First, a brilliant subversion of the Barbie aesthetic, hand crafted by an anonymous woman in Madaba. I saw this display on the street, and was completely enthralled. As I closely examined the whole array, a man told me they were one dinar, and that his wife made the clothing.
I can still look at this photo for ages: such well-dressed women! The various cross stitch, brocade, and print fabrics are so well selected, and the combination of semi-veiled, fully veiled and headband wear makes it look like a parade of actual Jordanian women. And even the occasional man, with a drawn-on beard!
Some of them have black eyes, made with the same pen as the men's beards, and others are left blue-eyed. It's the variety that gets me, and makes such a strong and positive point. The Madaba woman is not simply saying that women should be "modest" or "covered", or that they should all look the same, but saying rather, "Look how lovely we are, in the rich mix of clothing that shows we are Jordanian!"
I only bought the one shown here, after much agonizing over colors and styles. Probably should have gotten at least half a dozen, but sometimes reason does prevail over my collecting urges, supported this time by an imminent international move. I told the man to tell his wife "Mashallah!" - Well done!

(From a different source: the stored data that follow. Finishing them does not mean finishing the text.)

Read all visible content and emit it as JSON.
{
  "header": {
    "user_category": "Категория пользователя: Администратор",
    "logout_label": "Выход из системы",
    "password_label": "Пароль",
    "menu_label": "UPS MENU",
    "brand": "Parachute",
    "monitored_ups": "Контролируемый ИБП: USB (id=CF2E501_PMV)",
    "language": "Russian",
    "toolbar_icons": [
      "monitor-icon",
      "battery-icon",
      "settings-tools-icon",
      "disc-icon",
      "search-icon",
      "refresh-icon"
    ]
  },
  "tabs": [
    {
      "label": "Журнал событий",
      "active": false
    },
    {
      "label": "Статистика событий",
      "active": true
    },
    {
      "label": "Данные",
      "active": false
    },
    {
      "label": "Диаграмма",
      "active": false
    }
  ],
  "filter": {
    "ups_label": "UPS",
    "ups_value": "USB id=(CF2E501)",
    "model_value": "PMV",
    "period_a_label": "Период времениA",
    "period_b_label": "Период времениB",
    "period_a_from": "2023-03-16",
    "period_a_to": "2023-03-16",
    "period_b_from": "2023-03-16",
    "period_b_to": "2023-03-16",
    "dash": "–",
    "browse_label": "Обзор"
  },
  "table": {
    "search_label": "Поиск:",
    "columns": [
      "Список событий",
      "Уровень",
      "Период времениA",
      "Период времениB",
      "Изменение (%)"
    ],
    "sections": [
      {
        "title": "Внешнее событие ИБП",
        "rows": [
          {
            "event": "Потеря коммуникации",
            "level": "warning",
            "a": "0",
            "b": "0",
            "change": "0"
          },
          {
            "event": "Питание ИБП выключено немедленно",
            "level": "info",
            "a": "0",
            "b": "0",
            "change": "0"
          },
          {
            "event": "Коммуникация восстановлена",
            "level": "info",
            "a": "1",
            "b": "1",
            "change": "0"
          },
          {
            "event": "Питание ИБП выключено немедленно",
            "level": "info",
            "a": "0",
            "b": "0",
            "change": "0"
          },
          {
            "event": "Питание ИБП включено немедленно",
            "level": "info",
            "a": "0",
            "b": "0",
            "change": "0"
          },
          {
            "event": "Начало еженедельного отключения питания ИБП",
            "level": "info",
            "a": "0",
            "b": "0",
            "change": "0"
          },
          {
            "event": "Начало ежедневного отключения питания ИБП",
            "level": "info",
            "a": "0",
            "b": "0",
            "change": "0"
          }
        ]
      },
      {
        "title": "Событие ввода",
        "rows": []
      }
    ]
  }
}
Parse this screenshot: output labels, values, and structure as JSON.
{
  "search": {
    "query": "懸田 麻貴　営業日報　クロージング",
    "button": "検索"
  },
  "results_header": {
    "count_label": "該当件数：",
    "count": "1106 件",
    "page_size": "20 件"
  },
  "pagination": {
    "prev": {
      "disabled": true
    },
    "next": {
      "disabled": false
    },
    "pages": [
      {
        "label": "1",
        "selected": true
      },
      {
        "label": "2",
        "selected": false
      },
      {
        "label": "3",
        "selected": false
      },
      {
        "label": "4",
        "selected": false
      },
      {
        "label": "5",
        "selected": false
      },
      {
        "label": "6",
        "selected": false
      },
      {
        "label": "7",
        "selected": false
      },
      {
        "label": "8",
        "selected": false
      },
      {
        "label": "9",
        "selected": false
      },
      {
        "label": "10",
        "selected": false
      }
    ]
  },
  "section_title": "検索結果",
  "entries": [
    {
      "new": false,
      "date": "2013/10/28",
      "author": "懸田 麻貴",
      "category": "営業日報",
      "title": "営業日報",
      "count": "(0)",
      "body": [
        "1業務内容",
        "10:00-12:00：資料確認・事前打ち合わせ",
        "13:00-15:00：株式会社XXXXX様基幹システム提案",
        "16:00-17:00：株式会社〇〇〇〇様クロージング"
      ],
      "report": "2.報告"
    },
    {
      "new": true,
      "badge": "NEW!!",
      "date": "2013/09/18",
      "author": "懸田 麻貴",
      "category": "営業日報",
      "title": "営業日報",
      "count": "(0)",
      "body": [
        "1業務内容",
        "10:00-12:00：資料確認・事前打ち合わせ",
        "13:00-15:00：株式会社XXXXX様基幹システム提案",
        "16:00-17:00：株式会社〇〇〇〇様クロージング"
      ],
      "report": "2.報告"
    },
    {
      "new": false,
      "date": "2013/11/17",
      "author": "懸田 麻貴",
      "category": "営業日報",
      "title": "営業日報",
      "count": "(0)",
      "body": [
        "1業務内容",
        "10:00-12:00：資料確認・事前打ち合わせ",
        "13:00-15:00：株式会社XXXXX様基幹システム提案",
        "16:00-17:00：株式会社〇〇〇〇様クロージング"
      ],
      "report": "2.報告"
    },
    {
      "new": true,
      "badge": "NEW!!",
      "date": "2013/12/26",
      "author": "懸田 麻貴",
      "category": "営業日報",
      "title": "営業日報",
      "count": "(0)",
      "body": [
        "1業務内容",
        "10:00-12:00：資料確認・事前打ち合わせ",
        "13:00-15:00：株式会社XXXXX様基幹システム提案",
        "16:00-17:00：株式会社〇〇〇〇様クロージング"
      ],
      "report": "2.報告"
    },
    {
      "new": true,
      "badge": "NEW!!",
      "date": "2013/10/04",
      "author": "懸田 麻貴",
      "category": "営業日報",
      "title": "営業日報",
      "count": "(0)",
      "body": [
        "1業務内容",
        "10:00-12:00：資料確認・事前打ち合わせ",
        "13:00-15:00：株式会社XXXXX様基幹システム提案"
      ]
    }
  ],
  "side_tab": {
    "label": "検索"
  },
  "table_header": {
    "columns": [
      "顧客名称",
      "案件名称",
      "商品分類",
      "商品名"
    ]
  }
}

It's striking to compare the beauty of these dolls with the images they were originally meant to represent, which I don't see as "beauty" at all, merely convention. Keeping them in the original boxes makes the subversion complete.
I'm definitely a biased observer, given my love for handcrafted clothing and textiles, but to me it's quite obvious which presentation celebrates female identity and beauty more effectively. One has only to imagine all the dolls looking identical, prior to their transformation.
I should also mention that one sees colorful, embroidered robes for sale in the shops, and women really do wear them. Jordanian women are quite visible, active, and professional around town, while maintaining a high level of modesty and coverage with their dress.
The second treasure of this trip was a set of postcards, two for 1 JD, from the Shrine of the Beheading of John the Baptist at Madaba (I know - whoa.) The church is an active one, with evidence of the Orthodox Easter celebrations still scattered around (I was there in April,) and in addition to the interesting architecture and historical aspects of the building, they had a collection of old photographs on display. The prints showed Christians from Kerak and other neighboring areas, who came to Madaba to consolidate the Christian community, around 1900. Of interest to me was, of course, how they dressed.
I noticed the girls were wearing oversized dresses with long, pointed sleeve openings. This was particularly evident on the smaller girls.
You can see that the ends of her sleeves hang in front, and that the dress is bunched up below the waist. This may be less obvious if one has never seen a traditional oversized dress, but I immediately thought of the three meter dress I'd seen at Tiraz, during the textile conference last year.
We had all been fascinated by this dress, and wondering how it was worn, and had found some references in books that showed the belting, blousing of fully half of the length of the dress over the belt, and wrapping or tying of sleeves around, behind, etc. Then someone found an excellent documentary video in Widad Kawar's archives, with a woman demonstrating the belting and arrangement of the extra large dress.
This made me happy to see real examples of such a garment from the early 20th century, and especially happy that the church sold postcards of some of the old photos.
(The photos, from which I have excerpted bits with bad snaps, are credited to R. Savignac and A. Jaussen, and are shown in Madaba courtesy of the École Biblique et Archéologique Française in Jerusalem.)